Jacqueline Pata is an Alaska Native political activist and is the outgoing executive director of the National Congress of American Indians (NCAI), the lobbying organization which functions as the advocacy representative for treaty-recognized tribal governments. Prior to joining NCAI, Pata served as Deputy Assistant Secretary for Native American Programs in the U.S. Department of Housing and Urban Development during the Clinton administration.
Pata is the longest serving executive director for NCAI, a job she took in June 2001. After NCAI suspended her as executive director from October 2018 through February 2019 amid dispute over her handling of accusations against the NCAI general counsel, she announced her pending resignation in February 2019 amid a shakeup in the organization sparked by reports of an abusive workplace and sexual harassment. She intended to remain in the position until NCAI hires her successor, as of early 2019. 
Pata is a citizen of the Tlingit and Haida Tribes. Despite stepping down from the NCAI, she holds various other positions, including Fourth Vice President of the Central Councils of the Tlingit and Haida Indian Tribes of Alaska. She serves on several boards, including the Leadership Conference on Civil and Human Rights, the George Gustave Heye Center of the National Museum of the American Indian, the Native American Advisory Council for the Boys and Girls Clubs of America, and the Sealaska Corporation, one of thirteen Alaska regional corporations established by the federal government to administer the settlement of Alaska Native land claims. 
During the Clinton administration, she was the Deputy Assistant Secretary for Native American Programs at the U.S. Department of Housing and Urban Development (HUD). She came to HUD after serving as the executive director of the Tlingit-Haida Regional Housing Authority based in Juneau, Alaska. 
She is the former vice chair of the Alaska Housing Finance Corporation. She also served as chairwoman of the National American Indian Housing Council and was appointed to the National Commission on American Indian, Alaska Native and Native Hawaiian Housing. 

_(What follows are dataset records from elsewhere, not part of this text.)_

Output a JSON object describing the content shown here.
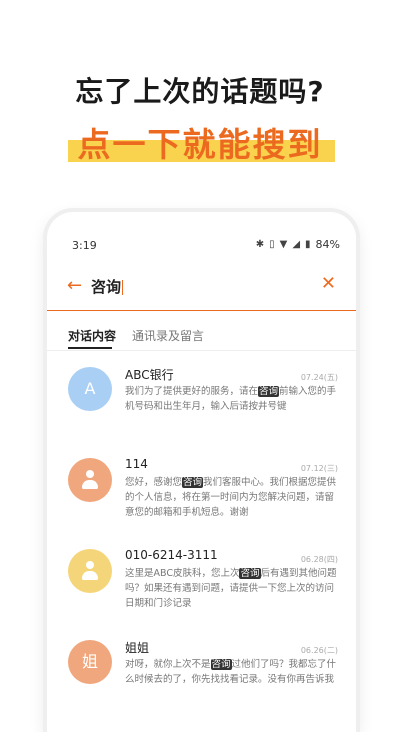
{
  "promo": {
    "headline": "忘了上次的话题吗?",
    "highlight": "点一下就能搜到"
  },
  "status_bar": {
    "time": "3:19",
    "battery": "84%",
    "icons": [
      "bluetooth-icon",
      "vibrate-icon",
      "wifi-icon",
      "signal-icon",
      "battery-icon"
    ]
  },
  "search": {
    "query": "咨询",
    "back_icon": "arrow-left-icon",
    "clear_icon": "close-icon"
  },
  "tabs": [
    {
      "label": "对话内容",
      "active": true
    },
    {
      "label": "通讯录及留言",
      "active": false
    }
  ],
  "results": [
    {
      "avatar": {
        "type": "letter",
        "text": "A",
        "color": "#a9cff4"
      },
      "name": "ABC银行",
      "date": "07.24(五)",
      "message": {
        "before": "我们为了提供更好的服务，请在",
        "match": "咨询",
        "after": "前输入您的手机号码和出生年月，输入后请按井号键"
      }
    },
    {
      "avatar": {
        "type": "person",
        "color": "#f0a77d"
      },
      "name": "114",
      "date": "07.12(三)",
      "message": {
        "before": "您好，感谢您",
        "match": "咨询",
        "after": "我们客服中心。我们根据您提供的个人信息，将在第一时间内为您解决问题，请留意您的邮箱和手机短息。谢谢"
      }
    },
    {
      "avatar": {
        "type": "person",
        "color": "#f5d57a"
      },
      "name": "010-6214-3111",
      "date": "06.28(四)",
      "message": {
        "before": "这里是ABC皮肤科，您上次",
        "match": "咨询",
        "after": "后有遇到其他问题吗？如果还有遇到问题，请提供一下您上次的访问日期和门诊记录"
      }
    },
    {
      "avatar": {
        "type": "letter",
        "text": "姐",
        "color": "#f0a77d"
      },
      "name": "姐姐",
      "date": "06.26(二)",
      "message": {
        "before": "对呀，就你上次不是",
        "match": "咨询",
        "after": "过他们了吗？我都忘了什么时候去的了，你先找找看记录。没有你再告诉我"
      }
    }
  ],
  "colors": {
    "accent": "#ec6a1f",
    "highlight_bg": "#f9d34d"
  }
}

Pata reportedly plans to return to her old job as executive director of the Tlingit and Haida Regional Housing Authority where she would handle millions in federal funds to provide affordable housing to southeast Alaska residents. 
“Change the Mascot”
Pata and Ray Halbritter, a representative of the Oneida Indian Nation, led the “Change the Mascot” movement to try to force the Washington Redskins football team to drop their name, considered pejorative toward Native Americans. 
In July 2017, the Pata and Halbritter wrote a commentary in Time after the U.S. Supreme Court ruled that the team could move forward with getting its trademark. “The team now proudly stands with others, like the National Socialist Party of America and cross-burning bigots as famous voices of bigotry who needed landmark court decisions to spread their hate.” 
Pata lashed out at a Washington Post poll that found 90 percent of self-identified Native Americans were “not bothered” by the football team’s name, arguing that Native American organizations have opposed the name. She said of the Post: “[A]nyone can create a poll on any issue. The survey doesn’t recognize the psychological impacts these racist names and imagery have on American Indian and Alaska Natives.” 
In November 2017, she and Halbritter co-wrote a commentary in The Independent calling for “all journalists covering the Washington-New York [Giants] game on Thursday to honour the spirit of the Thanksgiving holiday by pledging to refrain from using the Washington team’s offensive R-word name in their coverage.” 
NCAI suspended Pata for one week in 2014 after her the Paskenta Band of Nomlaki Indians sued her husband and fellow NCAI employee Chris Pata among others for racketeering related to the theft and misuse of millions in tribal funds.  This was the NCAI’s first disciplinary action against her during the 18-year tenure running the organization.
In 2017, Chris Pata allegedly had a conflict with his supervisor; Jaqueline Pata brought in a third-party moderator but did not recuse herself from the matter, contrary to NCAI protocol. High Country News also reported that employees involved in the matter alleged to board members that Jacqueline Pata retaliated against them. 
High Country News alleged that Jacqueline Pata was aware as early as 2014 of allegations of sexual, racial and other workplace harassment from top officials in NCAI. 
The most prominent allegations involve John Dossett, a non-native general counsel for the organization. Dossett denied misconduct at a June 2016 NCAI conference in Spokane, Washington. Pata was reportedly informed about the allegation against Dossett within two weeks and acknowledged the complaint two months later; Pata allegedly accused the woman who made the complaint of having a substance abuse problem, according to High Country News. 
Over the two years following the Dossett allegations, NCAI lost a reported 20 staff including the chief financial officer, the director of operations, and deputy director. In October 2018, the NCAI suspended Pata after about 40 member tribes issued a vote of “no confidence” in Pata’s leadership or otherwise demanded her ouster. 
After Pata’s suspension in October, the NCAI executive committee named an ad hoc committee for a complete internal review of the organization.  In February 2019, Pata announced her resignation after 18 years, but would remain until a successor is hired.